A mão esquerda de Maradona e as veias abertas da América Latina

25 de novembro. Pela segunda vez na história, a data marca uma ruptura no espirito do tempo da nossa amada América Latina. Há quatro anos, partia Fidel Castro. Ontem, o “mais humano dos deuses”, como escreveu Eduardo Galeano, nos deixou.

Não há aparato possível que explique quem Maradona foi. A grande verdade é que, aquele(a) ou aquilo que possibilitou Diego, é indubitavelmente, terra estrangeira para nós.

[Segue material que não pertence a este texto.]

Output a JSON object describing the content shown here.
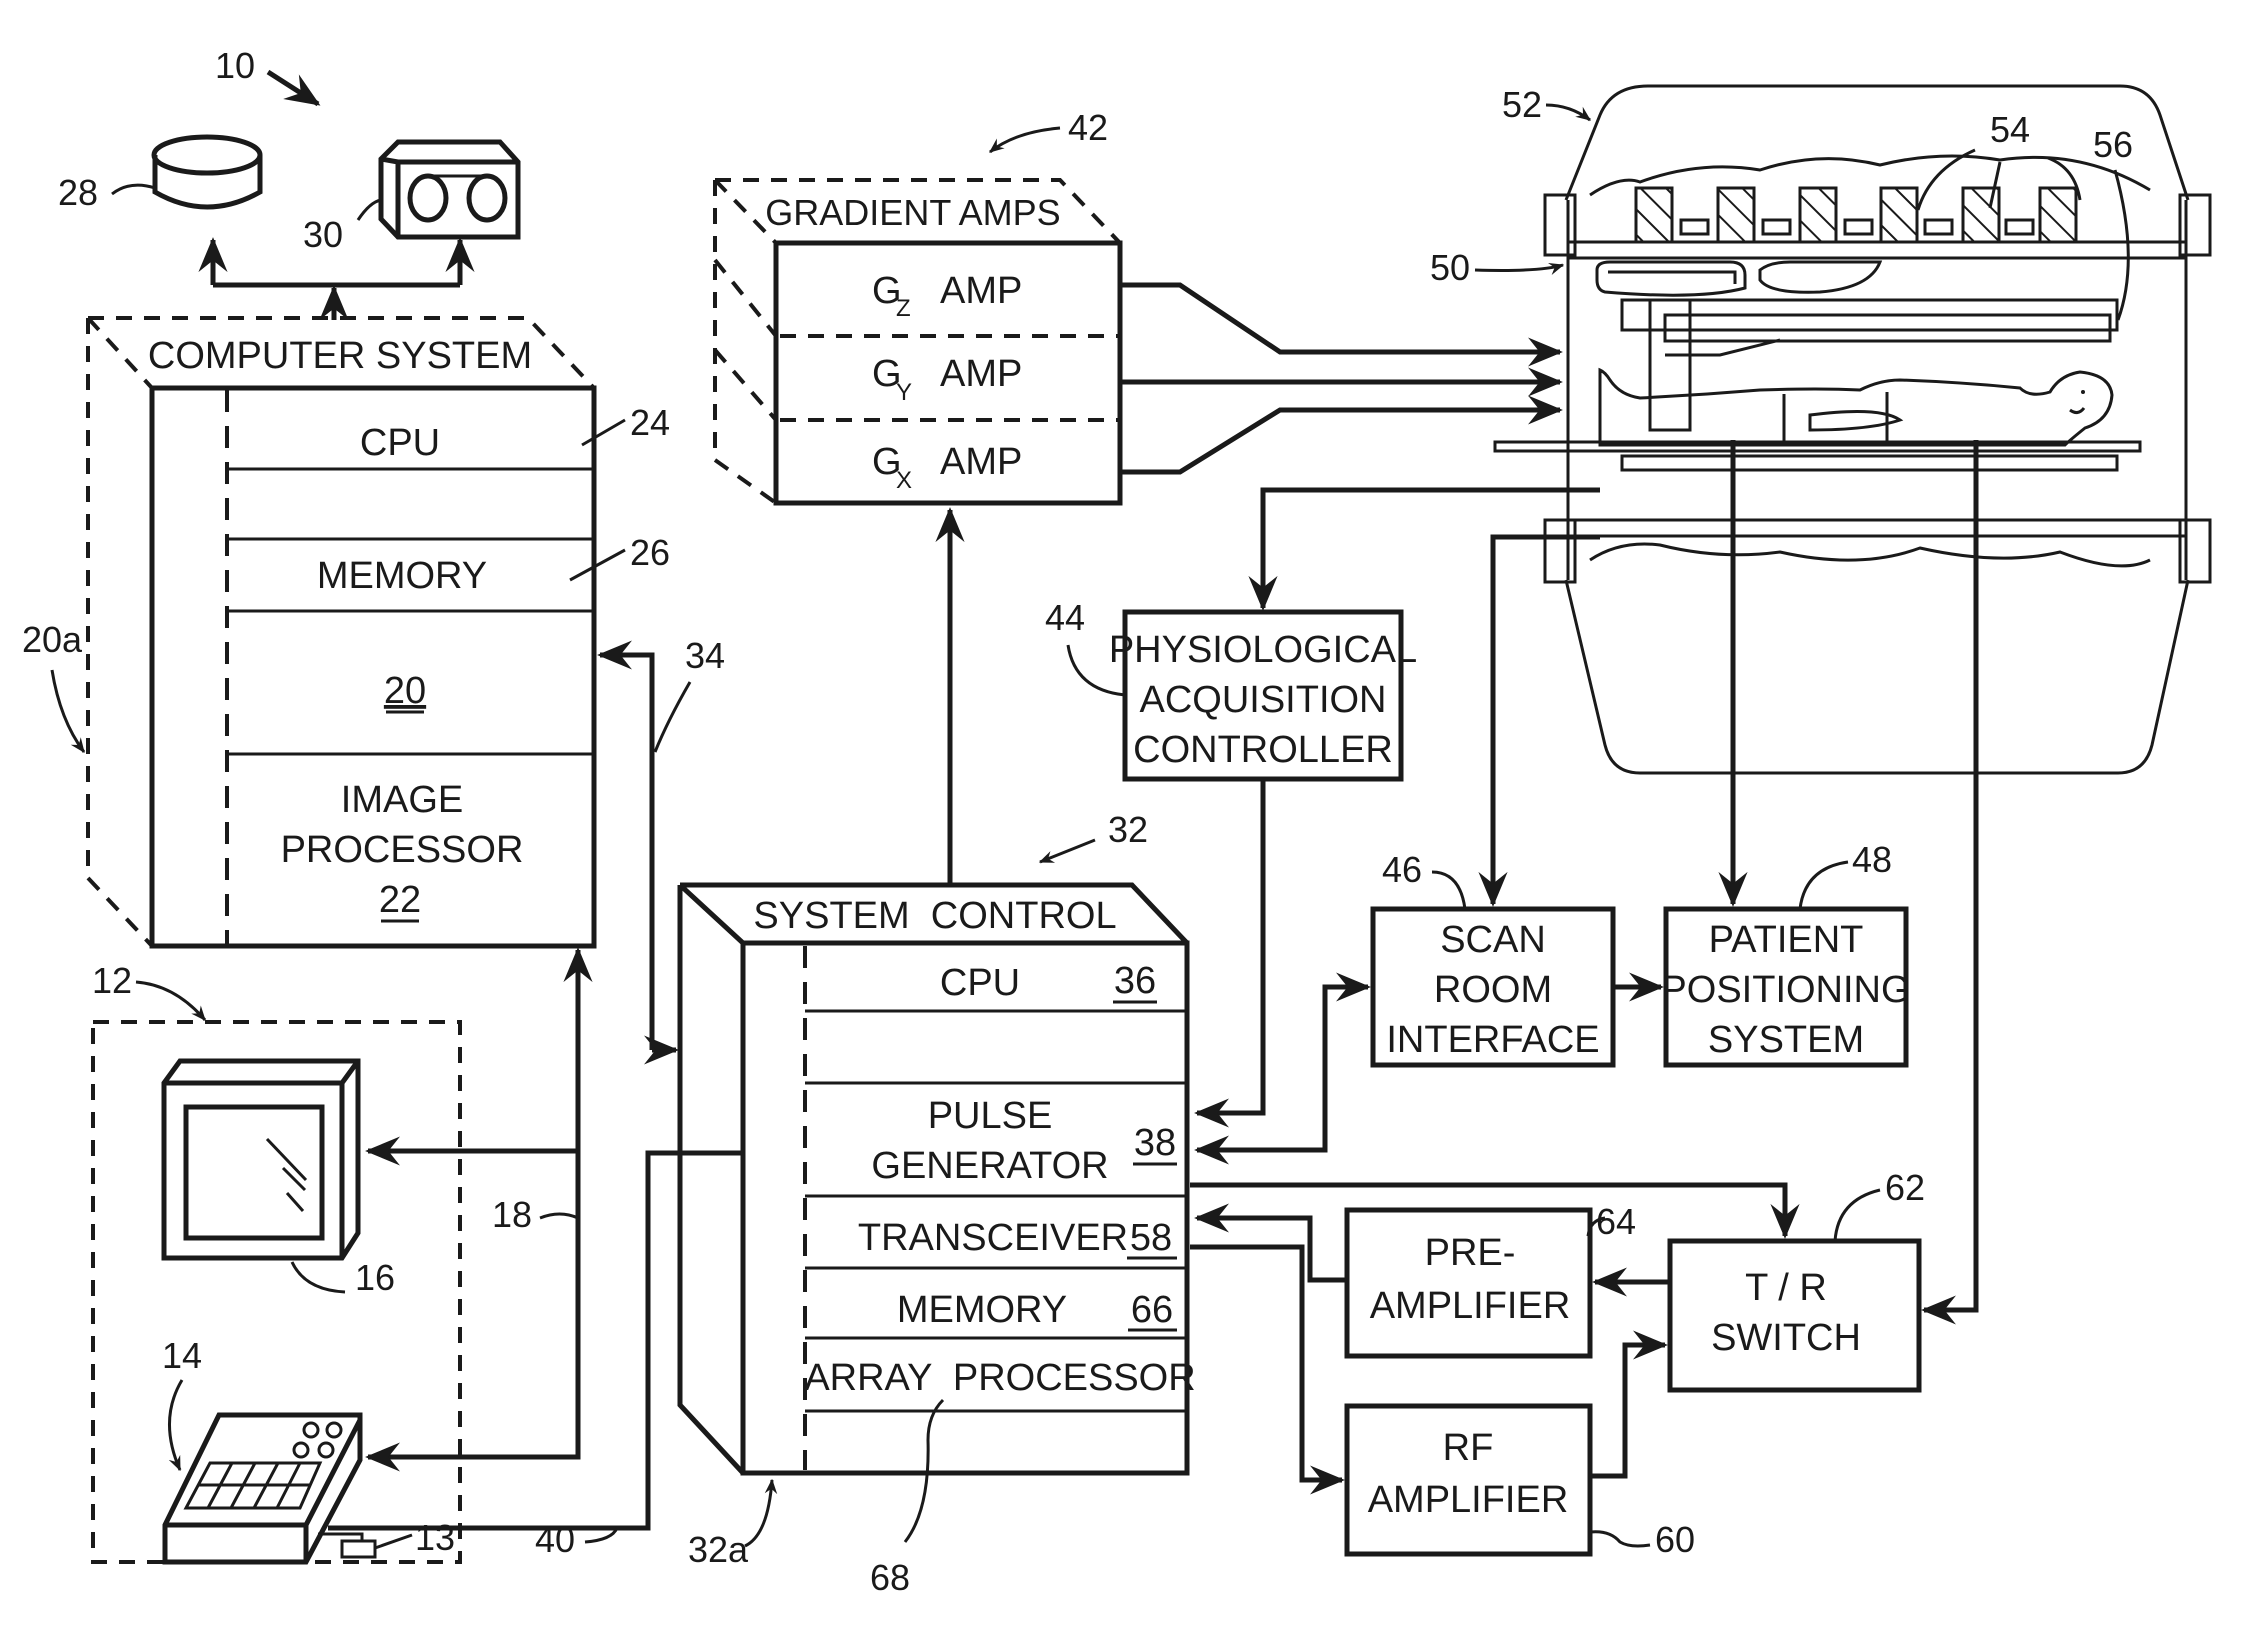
{
  "figure": {
    "system_ref": "10",
    "colors": {
      "ink": "#1a1a1a",
      "paper": "#ffffff"
    }
  },
  "storage": {
    "disk_ref": "28",
    "tape_ref": "30"
  },
  "computer_system": {
    "title": "COMPUTER SYSTEM",
    "housing_ref": "20a",
    "modules": [
      {
        "label": "CPU",
        "ref": "24"
      },
      {
        "label": "",
        "ref": ""
      },
      {
        "label": "MEMORY",
        "ref": "26"
      },
      {
        "label": "",
        "ref_underlined": "20"
      },
      {
        "label_lines": [
          "IMAGE",
          "PROCESSOR"
        ],
        "ref_underlined": "22"
      }
    ],
    "link_ref": "34"
  },
  "operator_console": {
    "ref": "12",
    "display_ref": "16",
    "control_panel_ref": "14",
    "input_device_ref": "13",
    "link_ref": "18",
    "console_link_ref": "40"
  },
  "gradient_amps": {
    "title": "GRADIENT AMPS",
    "ref": "42",
    "amps": [
      {
        "g": "G",
        "axis": "Z",
        "label": "AMP"
      },
      {
        "g": "G",
        "axis": "Y",
        "label": "AMP"
      },
      {
        "g": "G",
        "axis": "X",
        "label": "AMP"
      }
    ]
  },
  "system_control": {
    "title": "SYSTEM  CONTROL",
    "ref": "32",
    "housing_ref": "32a",
    "modules": [
      {
        "label": "CPU",
        "ref_underlined": "36"
      },
      {
        "label": ""
      },
      {
        "label_lines": [
          "PULSE",
          "GENERATOR"
        ],
        "ref_underlined": "38"
      },
      {
        "label": "TRANSCEIVER",
        "ref_underlined": "58"
      },
      {
        "label": "MEMORY",
        "ref_underlined": "66"
      },
      {
        "label": "ARRAY  PROCESSOR",
        "ref": "68"
      },
      {
        "label": ""
      }
    ]
  },
  "physiological_controller": {
    "lines": [
      "PHYSIOLOGICAL",
      "ACQUISITION",
      "CONTROLLER"
    ],
    "ref": "44"
  },
  "scan_room_interface": {
    "lines": [
      "SCAN",
      "ROOM",
      "INTERFACE"
    ],
    "ref": "46"
  },
  "patient_positioning": {
    "lines": [
      "PATIENT",
      "POSITIONING",
      "SYSTEM"
    ],
    "ref": "48"
  },
  "pre_amplifier": {
    "lines": [
      "PRE-",
      "AMPLIFIER"
    ],
    "ref": "64"
  },
  "rf_amplifier": {
    "lines": [
      "RF",
      "AMPLIFIER"
    ],
    "ref": "60"
  },
  "tr_switch": {
    "lines": [
      "T / R",
      "SWITCH"
    ],
    "ref": "62"
  },
  "magnet_assembly": {
    "assembly_ref": "52",
    "gradient_coil_ref": "50",
    "polarizing_magnet_ref": "54",
    "rf_coil_ref": "56"
  }
}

Errático, solidário, raivoso, cheio de paixões e contradições, demasiadamente humano. Qualquer um podia reconhecer em Maradona uma “síntese ambulante das fraquezas humanas”. Dito isso, é impossível compreender o personagem sem pelo menos tentar entender o que é ser sul-americano.

Sua vida foi um ato político. Carregou na perna e na mão esquerda, as veias abertas de um continente marcado por injustiça, pobreza e opressão. Viveu e sentiu todas as dores e esperanças como um latino-americano que luta para afirmar o espaço que sempre lhe pertenceu, mas igualmente sempre foi ensinado que não deveria pertencer.

Os grandes feitos vãos além do futebol. Na seleção, canalizou o justo repúdio do povo argentino contra o imperialismo Inglês, diante das feridas deixadas pela Guerra das Malvinas. Em Napoli, foi a redenção do sul, mais pobre e desfavorecido, tratado pelo norte, rico e industrializado, com desprezo e preconceito.

Fora dos gramados, lutou por Justiça Social e pela soberania da América Latina. Muito além do manifesto humano da liberdade e rebeldia, personificou o grito sufocado de revolta e dor de um povo oprimido.

Até sempre, Maradona. A nossa luta para fechar as veias abertas não irá parar.

Hugo Almeida

Militante do Coletivo ParaTodos e Diretor de Universidades Privadas da UNE.